Automatic speed for music and speech
I listen to some podcasts with a higher speed. It is very boring to have the music part of it with the non regular speed.
-
mrto13 commented
"I would propose a first simple implementation: many podcast use chapter description with keywords for music. The speed could slow down if a word of a custom keyword list is in the chapter description.
Even false positives are not that critical, or you may even have keyword lists per podcast."
Simple and elegant solution. It would be great to have this functionality. Filtering chapters by words works great. -
Benjamin Beichler commented
I would propose a first simple implementation: many podcast use chapter description with keywords for music. The speed could slow down if a word of a custom keyword list is in the chapter description.
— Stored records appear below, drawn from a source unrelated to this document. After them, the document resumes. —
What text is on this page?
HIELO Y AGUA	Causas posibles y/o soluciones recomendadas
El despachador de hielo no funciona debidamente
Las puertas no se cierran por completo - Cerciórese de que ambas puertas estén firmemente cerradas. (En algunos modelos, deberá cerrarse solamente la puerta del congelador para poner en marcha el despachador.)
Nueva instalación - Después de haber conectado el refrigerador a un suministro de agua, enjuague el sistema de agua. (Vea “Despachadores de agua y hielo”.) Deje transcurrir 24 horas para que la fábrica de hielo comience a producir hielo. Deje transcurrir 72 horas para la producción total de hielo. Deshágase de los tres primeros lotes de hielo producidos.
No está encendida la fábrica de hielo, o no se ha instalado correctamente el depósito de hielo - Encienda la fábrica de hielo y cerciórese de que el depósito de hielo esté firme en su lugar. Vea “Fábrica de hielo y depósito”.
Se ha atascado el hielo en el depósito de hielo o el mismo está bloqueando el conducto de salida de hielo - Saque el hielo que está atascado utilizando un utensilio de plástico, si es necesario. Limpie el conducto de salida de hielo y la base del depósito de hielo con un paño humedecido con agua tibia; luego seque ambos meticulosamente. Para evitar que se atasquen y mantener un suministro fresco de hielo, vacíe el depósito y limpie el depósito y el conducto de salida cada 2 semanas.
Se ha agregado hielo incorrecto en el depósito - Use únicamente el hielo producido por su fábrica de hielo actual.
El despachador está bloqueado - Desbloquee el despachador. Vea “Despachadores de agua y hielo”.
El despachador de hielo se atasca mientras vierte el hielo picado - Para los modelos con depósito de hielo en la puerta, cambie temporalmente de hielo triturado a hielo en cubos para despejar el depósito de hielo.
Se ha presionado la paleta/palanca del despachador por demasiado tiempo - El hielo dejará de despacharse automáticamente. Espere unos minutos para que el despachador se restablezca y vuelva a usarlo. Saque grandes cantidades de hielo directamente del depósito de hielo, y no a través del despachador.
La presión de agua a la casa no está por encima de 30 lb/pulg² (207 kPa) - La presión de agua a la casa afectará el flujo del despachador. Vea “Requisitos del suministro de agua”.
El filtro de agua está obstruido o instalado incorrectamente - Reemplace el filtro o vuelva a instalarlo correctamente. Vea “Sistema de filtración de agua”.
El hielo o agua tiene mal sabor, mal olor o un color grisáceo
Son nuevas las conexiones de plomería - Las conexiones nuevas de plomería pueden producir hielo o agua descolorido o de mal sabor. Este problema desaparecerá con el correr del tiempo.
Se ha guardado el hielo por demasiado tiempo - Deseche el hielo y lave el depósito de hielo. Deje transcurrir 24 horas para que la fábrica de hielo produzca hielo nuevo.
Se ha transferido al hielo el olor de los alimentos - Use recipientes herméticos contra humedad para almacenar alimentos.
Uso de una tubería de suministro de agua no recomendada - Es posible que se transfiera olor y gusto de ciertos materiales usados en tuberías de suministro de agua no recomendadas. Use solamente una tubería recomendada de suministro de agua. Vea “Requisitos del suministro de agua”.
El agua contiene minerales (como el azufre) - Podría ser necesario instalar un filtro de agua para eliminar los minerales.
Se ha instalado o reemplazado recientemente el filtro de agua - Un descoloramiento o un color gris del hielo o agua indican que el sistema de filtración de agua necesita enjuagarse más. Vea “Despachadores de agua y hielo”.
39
Even false positives are not that critical, or you may even have keyword lists per podcast.
-
Robert Cobourn commented
This feature would be great, but seems like it would be resource intensive. If it's doable.. well, my votes are in.
-
SkorpEN commented
In programming words: When music present in podcast, then player speed should be 1.0x. This also could be optional, but most user will want to hear music in normal speed even when player speed is set to other values.
-
Ben commented
I'll also say that I've been thinking about this because the sound quality of sped-up speech is adequate, whereas the timewarp algorithm does a ghastly job for music. Another approach might be to see what the state of the art is in timewarping and see if music quality could be brought up to par, but there are other (e.g. artistic / psychoacoustical) reasons to default to playing music at the speed at which it was recorded.
-
Ben commented
YES!
First thing I'd try is apply-and-then-reverse the playback speed adjustment and measure sum of squared error or something... more sophisticated metrics would be better.
Might be easier, and computationally cheaper in realtime, to train networks (or find some extant package) to recognise speech vs nonspeech-sounds, and set speed factor to 1 for the latter.